Fullforce – Next Level

Un jour, notre équipe reçoit un petit mail : celui qui annonce les promos disponibles. Un nom m’attire : Fullforce. Pour la petite histoire, le premier album One me plaisait et, en fait, me plaît toujours.

Petit message du collègue Sanguine_sky : « Tiens, v’la l’album. Par contre je te préviens, t’attends pas à du grand cru hein … ».

Non il blague, il n’était pas sérieux … une, deux, trois, dix écoutes plus tard, un constat s’impose : en fait si, c’était bien du sérieux.

On se demande pour commencer ce qui cloche dans Next Level, le deuxième opus de notre groupe suédois. Quel est le défaut rédhibitoire qui fait que c’est pas bien, alors qu’on aimait le premier pourtant ? La réponse est claire comme de l’eau de roche : c’est plat, mou et peu inspiré. Le groupe propose un heavy metal tirant fortement vers le rock, peuplé de mélodies faciles et qui s’intègrent en quelques écoutes.
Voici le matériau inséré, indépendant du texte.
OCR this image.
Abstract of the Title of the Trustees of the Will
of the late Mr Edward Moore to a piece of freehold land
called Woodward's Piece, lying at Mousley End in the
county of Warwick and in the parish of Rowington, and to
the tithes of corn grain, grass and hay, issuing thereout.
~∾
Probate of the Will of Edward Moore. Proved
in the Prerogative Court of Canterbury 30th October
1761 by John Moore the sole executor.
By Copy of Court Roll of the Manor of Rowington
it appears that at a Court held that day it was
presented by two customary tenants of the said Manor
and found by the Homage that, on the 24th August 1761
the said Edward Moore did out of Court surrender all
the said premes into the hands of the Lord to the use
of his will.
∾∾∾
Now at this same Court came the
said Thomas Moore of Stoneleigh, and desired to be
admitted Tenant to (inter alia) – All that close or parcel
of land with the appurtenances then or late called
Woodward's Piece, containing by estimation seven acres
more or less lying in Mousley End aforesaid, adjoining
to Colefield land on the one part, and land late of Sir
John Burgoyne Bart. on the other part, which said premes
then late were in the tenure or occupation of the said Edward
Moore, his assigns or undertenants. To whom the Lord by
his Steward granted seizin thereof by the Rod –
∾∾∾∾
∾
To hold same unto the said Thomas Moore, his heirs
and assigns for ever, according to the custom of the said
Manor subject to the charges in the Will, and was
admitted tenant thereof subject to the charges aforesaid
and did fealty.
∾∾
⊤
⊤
On ne retient pourtant pas grand chose des treize morceaux qui constituent ce brûlot, et preuve en est avec « Broken Dreams », qui remplit parfaitement son rôle d’opener avec un refrain très accessible, mais déplorable par sa faiblesse et son côté fade et creux. Et figurez-vous que le même type de morceau est délivré durant toute la durée de l’album, qui aurait déjà été un peu mieux si on lui ôtait toutes les pistes qui font figure de remplissage. Et elles sont nombreuses à se trouver dans ce cas de figure.

Fullforce

A ce niveau, « Karma » et « Awesomeness » sont deux morceaux qui ont la bonne idée de sortir des carcans habituels pour nous proposer de l’inspiration et de bons côtés, faut bien le dire. La première amène une sympathique montée en puissance pour arriver à du percutant, du mémorable avec un chant énervé qui fait mouche. La deuxième renoue avec le heavy qu’on apprécie, des riffs bien foutus et en place qui démontrent que la guitare sait au moins s’exprimer, même si, la plupart du temps, elle aligne des notes qui ne retiendront pas l’intérêt. Par contre, « A Night to Remember » et les deux ballades « Smile At the World » et « Strongest Thing of All » ne manqueraient pas si elles n’avaient pas leur présence sur ce Next Level, dont l’ensemble est nivelé vers le bas par ces titres qui n’ont pas grand chose pour eux.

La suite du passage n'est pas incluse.